7 Ocak 2015 Çarşamba

MEVCUT MUSUNUZ YOKSA CAN MI?

Geçen hafta Dokuz Eylül Üniversitesi Konferans Salonu’nda düzenlenen Prof. Dr. Zuhal Bahar’ın emeklilik törenine katıldım. Kelimenin tam anlamıyla görkemli, etkileyici ve duygu yoğunluğu yüksek bir tören oldu. Zuhal Hoca’nın özgeçmişi ve mesleğine katkıları perdeye yansıtılan görüntülerle anlatıldı. Ve bir kez daha anladım ki, insan yaşarken pek de bir şeylerin farkına varmadan geçiyor zaman; ancak geçmişe dönüp bakılınca netleşiyor her şey ve yaptıklarımızın toplamının ne sonuçlar doğurduğu, topluma/insanlığa katkıları bir bir ortaya çıkıyor. Bu bağlamda Zuhal Hoca’nın emeklerine ve kişiliğine hayran kaldığımı itiraf etmeliyim.

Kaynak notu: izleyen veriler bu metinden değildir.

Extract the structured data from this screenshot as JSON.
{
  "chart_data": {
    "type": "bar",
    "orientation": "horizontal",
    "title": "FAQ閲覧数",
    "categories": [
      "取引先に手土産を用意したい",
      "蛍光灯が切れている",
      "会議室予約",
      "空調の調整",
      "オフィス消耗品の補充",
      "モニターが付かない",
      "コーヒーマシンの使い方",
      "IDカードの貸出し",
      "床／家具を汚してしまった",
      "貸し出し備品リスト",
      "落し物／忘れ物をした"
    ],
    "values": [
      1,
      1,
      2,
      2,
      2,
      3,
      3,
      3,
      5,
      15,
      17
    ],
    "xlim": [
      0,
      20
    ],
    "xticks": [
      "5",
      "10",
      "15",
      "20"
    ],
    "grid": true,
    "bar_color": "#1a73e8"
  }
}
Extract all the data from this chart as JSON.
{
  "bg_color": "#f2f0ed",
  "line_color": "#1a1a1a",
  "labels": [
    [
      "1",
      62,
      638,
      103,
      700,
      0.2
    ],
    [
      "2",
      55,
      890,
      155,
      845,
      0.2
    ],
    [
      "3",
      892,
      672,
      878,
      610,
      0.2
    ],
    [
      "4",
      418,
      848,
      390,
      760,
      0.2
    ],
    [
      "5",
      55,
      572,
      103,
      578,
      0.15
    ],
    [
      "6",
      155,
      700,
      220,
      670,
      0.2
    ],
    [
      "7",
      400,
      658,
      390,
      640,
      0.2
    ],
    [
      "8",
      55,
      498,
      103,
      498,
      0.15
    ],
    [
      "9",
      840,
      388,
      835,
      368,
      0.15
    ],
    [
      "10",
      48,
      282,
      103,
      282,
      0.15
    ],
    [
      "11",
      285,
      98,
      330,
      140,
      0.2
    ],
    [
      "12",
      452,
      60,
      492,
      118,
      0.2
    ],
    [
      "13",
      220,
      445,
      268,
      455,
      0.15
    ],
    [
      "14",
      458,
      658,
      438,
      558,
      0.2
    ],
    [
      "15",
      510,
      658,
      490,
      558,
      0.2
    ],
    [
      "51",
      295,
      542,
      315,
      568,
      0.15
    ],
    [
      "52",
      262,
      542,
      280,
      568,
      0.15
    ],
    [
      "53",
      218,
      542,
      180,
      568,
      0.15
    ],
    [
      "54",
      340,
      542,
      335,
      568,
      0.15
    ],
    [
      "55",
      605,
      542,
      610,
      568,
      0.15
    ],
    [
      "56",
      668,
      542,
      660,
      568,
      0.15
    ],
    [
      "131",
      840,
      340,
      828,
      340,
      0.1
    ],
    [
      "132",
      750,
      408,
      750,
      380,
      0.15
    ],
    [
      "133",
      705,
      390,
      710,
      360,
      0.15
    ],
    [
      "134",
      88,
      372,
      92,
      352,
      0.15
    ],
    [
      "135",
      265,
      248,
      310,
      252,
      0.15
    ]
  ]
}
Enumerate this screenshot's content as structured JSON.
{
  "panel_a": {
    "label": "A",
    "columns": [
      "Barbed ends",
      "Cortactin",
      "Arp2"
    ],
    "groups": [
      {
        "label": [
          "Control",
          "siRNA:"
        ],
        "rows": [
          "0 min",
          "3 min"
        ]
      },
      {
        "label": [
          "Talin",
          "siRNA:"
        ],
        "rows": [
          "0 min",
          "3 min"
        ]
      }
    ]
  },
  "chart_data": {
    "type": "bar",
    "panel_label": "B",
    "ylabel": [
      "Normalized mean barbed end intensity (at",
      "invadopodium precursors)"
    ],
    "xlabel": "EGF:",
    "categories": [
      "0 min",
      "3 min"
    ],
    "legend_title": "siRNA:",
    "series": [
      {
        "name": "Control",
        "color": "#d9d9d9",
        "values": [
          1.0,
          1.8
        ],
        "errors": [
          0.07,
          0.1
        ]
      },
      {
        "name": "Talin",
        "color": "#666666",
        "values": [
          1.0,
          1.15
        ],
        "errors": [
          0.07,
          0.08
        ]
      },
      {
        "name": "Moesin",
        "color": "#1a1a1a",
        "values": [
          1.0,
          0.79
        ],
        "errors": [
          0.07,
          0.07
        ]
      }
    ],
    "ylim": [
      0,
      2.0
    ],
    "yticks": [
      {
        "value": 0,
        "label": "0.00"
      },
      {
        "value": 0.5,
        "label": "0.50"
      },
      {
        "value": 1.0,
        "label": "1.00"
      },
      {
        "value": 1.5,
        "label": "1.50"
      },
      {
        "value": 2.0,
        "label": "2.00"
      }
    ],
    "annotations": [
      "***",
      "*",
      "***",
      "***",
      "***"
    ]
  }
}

Etrafına saçtığı bilim ışığı ve yüksek disiplinin getirdiği saygın ortam, üstüne sevgi eklenince olağanüstü bir başarı ortaya çıkmış..
Yaklaşık 23 yıllık meslek hayatımda öğrendiğim bir şey var: Kendinize doğal yollardan veya zor kullanarak ‘saygı’ duydurabilirsiniz, bu pekala mümkün, ancak saygı ve sevgiyi bir arada alabiliyorsanız insanlardan, işte bu alkışlanacak bir durumdur. Zuhal Hoca bunu yapmış; onu geç tanıdığıma bir kez daha üzüldüm.. Törende felsefe profesörü Ahmet İnam olağanüstü bir konuşma yaptı, yazılarını okurken aldığım keyif, onu dinlerken ikiye katlandı. Ahmet Hoca yaklaşık yarım saat süren etkileyici konuşmasında ‘CAN’ olmaktan sözetti. İnam’a göre hepimiz, ‘cân’ taşıyan varlıklarız. Can; beden, duygu, düşünce ve kültürden oluşur. Can olabilmek için kendimiz olabilmeye, etrafımızdakilere bu ‘can’ enerjisini aktarabilmeye ihtiyacımız vardır. Aksi takdirde ‘can’ değil, sadece ‘mevcut’ oluruz. Biyolojik olarak mevcut olmakla, günü birlik yaşam içinde koşuşturmakla gelen yaşamı yaşayamayız. Ahmet Hoca’ya göre ‘can’ımızı çıkarıp bize diploma veriyorlar. Ve buna ‘eğitim’ diyorlar. Ve sonunda da çoğumuz can olmayı unutuyor, mevcut olmakla yetiniyoruz.
Prof. İnam’ın konuşmasında beni etkileyen bir tümcesi de şuydu: ‘’Bu dünyada ‘can’ların bir araya gelmesi ve gözlerini iyiye, güzele ve doğruya doğru çevirmeleri gerekliliği var: Yani ‘Gözlerin Senfonisi’ne ihtiyaç var.’’ Ne güzel bir birlik, beraberlik çağrısı bu.. Ahmet İnam’ın konuşması yüreklerimizde ve dimağımızda derin izler bıraktı. Hepimiz dönüp kendimize baktık ve acaba ‘Can’ mı, yoksa sadece ‘Mevcut’ mu olduğumuzu sorguladık.. Peki ya siz? ‘CAN’mısınız, yoksa sadece ‘mevcut’ mu?